The gender-based difference in seeking emotional support is consistent with a large body of literature on coping, which often shows that females are more likely to utilize social support networks as an emotion-focused coping strategy [14, 15]. This can be a highly adaptive mechanism, as social support is a powerful buffer against the negative effects of stress.

The implications of these findings are significant for medical educators and administrators. The high stress levels are not just an individual student's problem but an institutional issue that warrants a systemic response. This could include curriculum reforms to reduce information overload, implementing formative assessments to lower the stakes of final exams, and creating protected time for relaxation and hobbies. Furthermore, the prevalence of maladaptive coping highlights the need for proactive skill-building workshops on stress management, cognitive-behavioral techniques to challenge self-blame, and mindfulness-based stress reduction [8]. Simply providing access to counseling is not enough; a culture of wellness must be actively fostered.

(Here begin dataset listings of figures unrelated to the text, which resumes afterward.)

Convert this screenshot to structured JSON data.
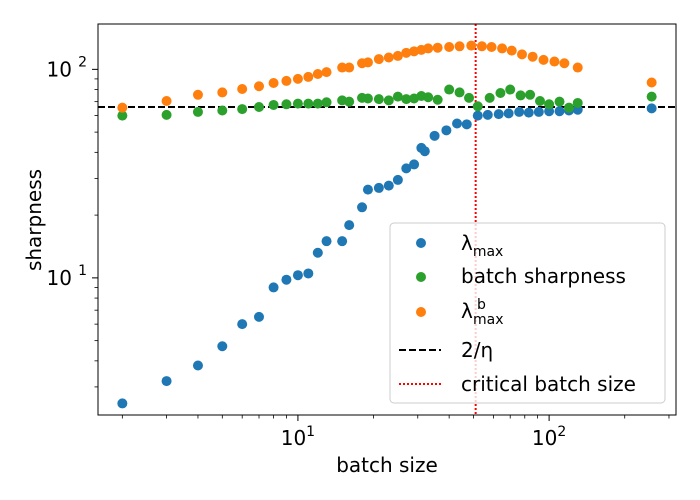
{
  "chart_data": {
    "type": "scatter",
    "x_scale": "log",
    "y_scale": "log",
    "xlim": [
      1.6,
      320
    ],
    "ylim": [
      2.2,
      165
    ],
    "xlabel": "batch size",
    "ylabel": "sharpness",
    "x_ticks": [
      {
        "value": 10,
        "base": "10",
        "exp": "1"
      },
      {
        "value": 100,
        "base": "10",
        "exp": "2"
      }
    ],
    "y_ticks": [
      {
        "value": 10,
        "base": "10",
        "exp": "1"
      },
      {
        "value": 100,
        "base": "10",
        "exp": "2"
      }
    ],
    "legend_position": "lower-right",
    "series": [
      {
        "name": "λ_max",
        "legend_main": "λ",
        "legend_sub": "max",
        "legend_sup": "",
        "color": "#1f77b4",
        "points": [
          [
            2,
            2.5
          ],
          [
            3,
            3.2
          ],
          [
            4,
            3.8
          ],
          [
            5,
            4.7
          ],
          [
            6,
            6.0
          ],
          [
            7,
            6.5
          ],
          [
            8,
            9.0
          ],
          [
            9,
            9.8
          ],
          [
            10,
            10.3
          ],
          [
            11,
            10.5
          ],
          [
            12,
            13.2
          ],
          [
            13,
            15.0
          ],
          [
            15,
            15.0
          ],
          [
            16,
            17.9
          ],
          [
            18,
            21.8
          ],
          [
            19,
            26.5
          ],
          [
            21,
            27.0
          ],
          [
            23,
            27.7
          ],
          [
            25,
            29.5
          ],
          [
            27,
            33.5
          ],
          [
            29,
            35.0
          ],
          [
            31,
            42.0
          ],
          [
            32,
            40.5
          ],
          [
            35,
            48.0
          ],
          [
            39,
            51.0
          ],
          [
            43,
            55.0
          ],
          [
            47,
            54.5
          ],
          [
            52,
            60.0
          ],
          [
            57,
            60.5
          ],
          [
            63,
            61.0
          ],
          [
            69,
            61.5
          ],
          [
            76,
            62.5
          ],
          [
            83,
            62.0
          ],
          [
            91,
            62.5
          ],
          [
            100,
            63.0
          ],
          [
            110,
            63.0
          ],
          [
            120,
            63.5
          ],
          [
            130,
            64.0
          ],
          [
            256,
            65.0
          ]
        ]
      },
      {
        "name": "batch sharpness",
        "legend_main": "batch sharpness",
        "legend_sub": "",
        "legend_sup": "",
        "color": "#2ca02c",
        "points": [
          [
            2,
            60.0
          ],
          [
            3,
            60.5
          ],
          [
            4,
            62.5
          ],
          [
            5,
            63.5
          ],
          [
            6,
            64.5
          ],
          [
            7,
            66.0
          ],
          [
            8,
            67.5
          ],
          [
            9,
            68.0
          ],
          [
            10,
            68.5
          ],
          [
            11,
            68.5
          ],
          [
            12,
            68.5
          ],
          [
            13,
            69.5
          ],
          [
            15,
            71.0
          ],
          [
            16,
            70.0
          ],
          [
            18,
            73.0
          ],
          [
            19,
            72.5
          ],
          [
            21,
            72.0
          ],
          [
            23,
            71.0
          ],
          [
            25,
            74.0
          ],
          [
            27,
            72.0
          ],
          [
            29,
            72.5
          ],
          [
            31,
            74.5
          ],
          [
            33,
            73.5
          ],
          [
            36,
            71.5
          ],
          [
            40,
            80.0
          ],
          [
            44,
            77.5
          ],
          [
            48,
            73.0
          ],
          [
            52,
            66.5
          ],
          [
            58,
            73.0
          ],
          [
            64,
            77.0
          ],
          [
            70,
            80.0
          ],
          [
            77,
            75.0
          ],
          [
            84,
            75.5
          ],
          [
            92,
            70.5
          ],
          [
            100,
            68.0
          ],
          [
            110,
            70.0
          ],
          [
            120,
            65.5
          ],
          [
            130,
            69.0
          ],
          [
            256,
            74.0
          ]
        ]
      },
      {
        "name": "λ_max^b",
        "legend_main": "λ",
        "legend_sub": "max",
        "legend_sup": "b",
        "color": "#ff7f0e",
        "points": [
          [
            2,
            65.5
          ],
          [
            3,
            70.5
          ],
          [
            4,
            75.5
          ],
          [
            5,
            77.5
          ],
          [
            6,
            80.5
          ],
          [
            7,
            83.0
          ],
          [
            8,
            86.0
          ],
          [
            9,
            88.0
          ],
          [
            10,
            90.0
          ],
          [
            11,
            92.0
          ],
          [
            12,
            95.0
          ],
          [
            13,
            97.0
          ],
          [
            15,
            102.0
          ],
          [
            16,
            102.0
          ],
          [
            18,
            107.0
          ],
          [
            19,
            108.0
          ],
          [
            21,
            112.0
          ],
          [
            23,
            114.0
          ],
          [
            25,
            116.0
          ],
          [
            27,
            120.0
          ],
          [
            29,
            122.0
          ],
          [
            31,
            124.0
          ],
          [
            33,
            126.0
          ],
          [
            36,
            127.0
          ],
          [
            40,
            128.0
          ],
          [
            44,
            129.0
          ],
          [
            49,
            130.0
          ],
          [
            54,
            129.0
          ],
          [
            59,
            128.0
          ],
          [
            65,
            126.0
          ],
          [
            71,
            123.0
          ],
          [
            78,
            118.0
          ],
          [
            86,
            115.0
          ],
          [
            95,
            111.0
          ],
          [
            105,
            109.0
          ],
          [
            115,
            107.0
          ],
          [
            130,
            102.0
          ],
          [
            256,
            86.5
          ]
        ]
      }
    ],
    "reference_lines": [
      {
        "name": "2/η",
        "legend_text": "2/η",
        "orientation": "horizontal",
        "value": 66,
        "color": "#000000",
        "style": "dashed"
      },
      {
        "name": "critical batch size",
        "legend_text": "critical batch size",
        "orientation": "vertical",
        "value": 51,
        "color": "#ff0000",
        "style": "dotted"
      }
    ]
  }
}
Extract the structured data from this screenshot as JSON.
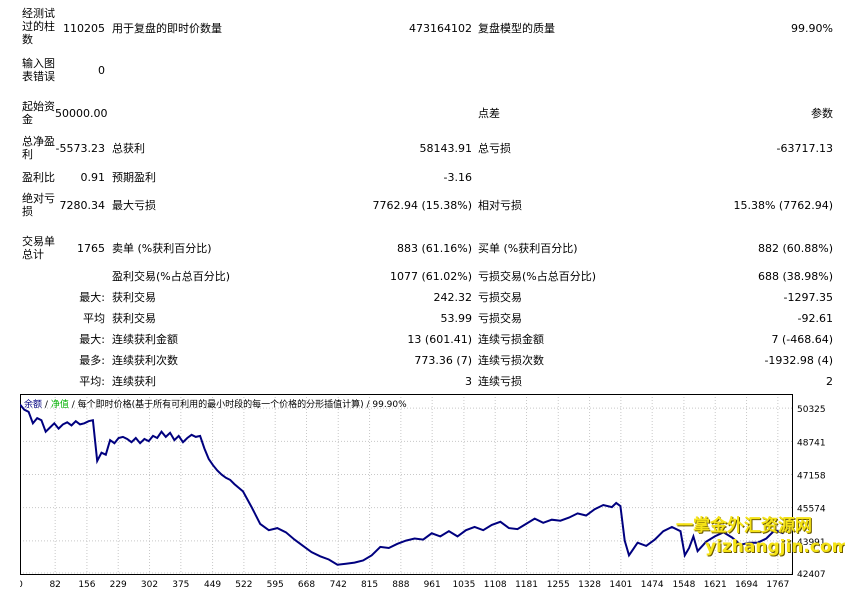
{
  "report": {
    "bars_label": "经测试过的柱数",
    "bars_value": "110205",
    "ticks_label": "用于复盘的即时价数量",
    "ticks_value": "473164102",
    "quality_label": "复盘模型的质量",
    "quality_value": "99.90%",
    "errors_label": "输入图表错误",
    "errors_value": "0",
    "deposit_label": "起始资金",
    "deposit_value": "50000.00",
    "spread_label": "点差",
    "spread_value": "参数",
    "net_profit_label": "总净盈利",
    "net_profit_value": "-5573.23",
    "gross_profit_label": "总获利",
    "gross_profit_value": "58143.91",
    "gross_loss_label": "总亏损",
    "gross_loss_value": "-63717.13",
    "profit_factor_label": "盈利比",
    "profit_factor_value": "0.91",
    "expected_label": "预期盈利",
    "expected_value": "-3.16",
    "abs_dd_label": "绝对亏损",
    "abs_dd_value": "7280.34",
    "max_dd_label": "最大亏损",
    "max_dd_value": "7762.94 (15.38%)",
    "rel_dd_label": "相对亏损",
    "rel_dd_value": "15.38% (7762.94)",
    "trades_label": "交易单总计",
    "trades_value": "1765",
    "short_label": "卖单 (%获利百分比)",
    "short_value": "883 (61.16%)",
    "long_label": "买单 (%获利百分比)",
    "long_value": "882 (60.88%)",
    "profit_trades_label": "盈利交易(%占总百分比)",
    "profit_trades_value": "1077 (61.02%)",
    "loss_trades_label": "亏损交易(%占总百分比)",
    "loss_trades_value": "688 (38.98%)",
    "largest_prefix": "最大:",
    "largest_profit_label": "获利交易",
    "largest_profit_value": "242.32",
    "largest_loss_label": "亏损交易",
    "largest_loss_value": "-1297.35",
    "average_prefix": "平均",
    "average_profit_label": "获利交易",
    "average_profit_value": "53.99",
    "average_loss_label": "亏损交易",
    "average_loss_value": "-92.61",
    "max_cons_prefix": "最大:",
    "max_cons_wins_label": "连续获利金额",
    "max_cons_wins_value": "13 (601.41)",
    "max_cons_losses_label": "连续亏损金额",
    "max_cons_losses_value": "7 (-468.64)",
    "maximal_prefix": "最多:",
    "maximal_cons_profit_label": "连续获利次数",
    "maximal_cons_profit_value": "773.36 (7)",
    "maximal_cons_loss_label": "连续亏损次数",
    "maximal_cons_loss_value": "-1932.98 (4)",
    "avg_cons_prefix": "平均:",
    "avg_cons_wins_label": "连续获利",
    "avg_cons_wins_value": "3",
    "avg_cons_losses_label": "连续亏损",
    "avg_cons_losses_value": "2"
  },
  "chart_header": {
    "balance_label": "余额",
    "separator": "/",
    "equity_label": "净值",
    "description": "/ 每个即时价格(基于所有可利用的最小时段的每一个价格的分形插值计算) / 99.90%"
  },
  "watermark": {
    "cn": "一掌金外汇资源网",
    "url": "yizhangjin.com"
  },
  "colors": {
    "balance_line": "#00007f",
    "equity_line": "#00b000",
    "grid": "#c8c8c8",
    "watermark": "#f5e316"
  },
  "chart_data": {
    "type": "line",
    "x_ticks": [
      "0",
      "82",
      "156",
      "229",
      "302",
      "375",
      "449",
      "522",
      "595",
      "668",
      "742",
      "815",
      "888",
      "961",
      "1035",
      "1108",
      "1181",
      "1255",
      "1328",
      "1401",
      "1474",
      "1548",
      "1621",
      "1694",
      "1767"
    ],
    "y_ticks": [
      "50325",
      "48741",
      "47158",
      "45574",
      "43991",
      "42407"
    ],
    "ylim": [
      42407,
      51000
    ],
    "xlim": [
      0,
      1800
    ],
    "series": [
      {
        "name": "余额",
        "x": [
          0,
          10,
          20,
          30,
          40,
          50,
          60,
          70,
          80,
          90,
          100,
          110,
          120,
          130,
          140,
          150,
          160,
          170,
          180,
          190,
          200,
          210,
          220,
          230,
          240,
          250,
          260,
          270,
          280,
          290,
          300,
          310,
          320,
          330,
          340,
          350,
          360,
          370,
          380,
          390,
          400,
          410,
          420,
          430,
          440,
          450,
          460,
          470,
          480,
          490,
          500,
          520,
          540,
          560,
          580,
          600,
          620,
          640,
          660,
          680,
          700,
          720,
          740,
          760,
          780,
          800,
          820,
          840,
          860,
          880,
          900,
          920,
          940,
          960,
          980,
          1000,
          1020,
          1040,
          1060,
          1080,
          1100,
          1120,
          1140,
          1160,
          1180,
          1200,
          1220,
          1240,
          1260,
          1280,
          1300,
          1320,
          1340,
          1360,
          1380,
          1390,
          1400,
          1410,
          1420,
          1440,
          1460,
          1480,
          1500,
          1520,
          1540,
          1550,
          1560,
          1570,
          1580,
          1600,
          1620,
          1640,
          1660,
          1680,
          1700,
          1720,
          1740,
          1760,
          1780
        ],
        "values": [
          50500,
          50250,
          50150,
          49600,
          49850,
          49750,
          49200,
          49400,
          49600,
          49350,
          49550,
          49650,
          49500,
          49700,
          49550,
          49600,
          49700,
          49750,
          47800,
          48200,
          48100,
          48800,
          48650,
          48900,
          48950,
          48850,
          48700,
          48900,
          48650,
          48850,
          48750,
          49000,
          48900,
          49200,
          48950,
          49150,
          48800,
          49000,
          48700,
          48900,
          49050,
          48950,
          49000,
          48400,
          47900,
          47600,
          47350,
          47150,
          47000,
          46900,
          46700,
          46350,
          45600,
          44800,
          44500,
          44600,
          44400,
          44050,
          43750,
          43450,
          43250,
          43100,
          42850,
          42900,
          42950,
          43050,
          43300,
          43700,
          43650,
          43850,
          44000,
          44100,
          44050,
          44350,
          44200,
          44450,
          44200,
          44500,
          44650,
          44500,
          44750,
          44900,
          44600,
          44550,
          44800,
          45050,
          44850,
          45000,
          44950,
          45100,
          45300,
          45200,
          45500,
          45700,
          45600,
          45800,
          45650,
          44000,
          43300,
          43900,
          43750,
          44050,
          44450,
          44650,
          44450,
          43300,
          43650,
          44200,
          43500,
          43950,
          44200,
          44400,
          44150,
          43800,
          43900,
          43900,
          44100,
          44500,
          44350
        ]
      }
    ]
  }
}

This study has several limitations. Its cross-sectional design prevents us from drawing causal inferences. The use of a convenience sample from a single institution may limit the generalizability of the results. The data were self-reported and could be subject to social desirability or recall bias. Finally, we did not measure baseline stress levels outside the examination period, which would have provided a clearer picture of the acute increase in stress

CONCLUSION

The period preceding professional examinations is a time of severe psychological distress for the vast majority of medical students, with those in their clinical years being particularly vulnerable. Students are caught in a difficult position, employing constructive, problem-focused strategies while simultaneously resorting to harmful, maladaptive coping mechanisms like self-blame. This dichotomy highlights a critical need for support. Medical institutions have an ethical responsibility to move beyond a curriculum focused solely on academic excellence and to integrate robust, evidence-based wellness and resilience training. By equipping students with healthier coping skills, we can not only mitigate the immediate distress associated with exams but also help shape more resilient and mentally healthy physicians for the future.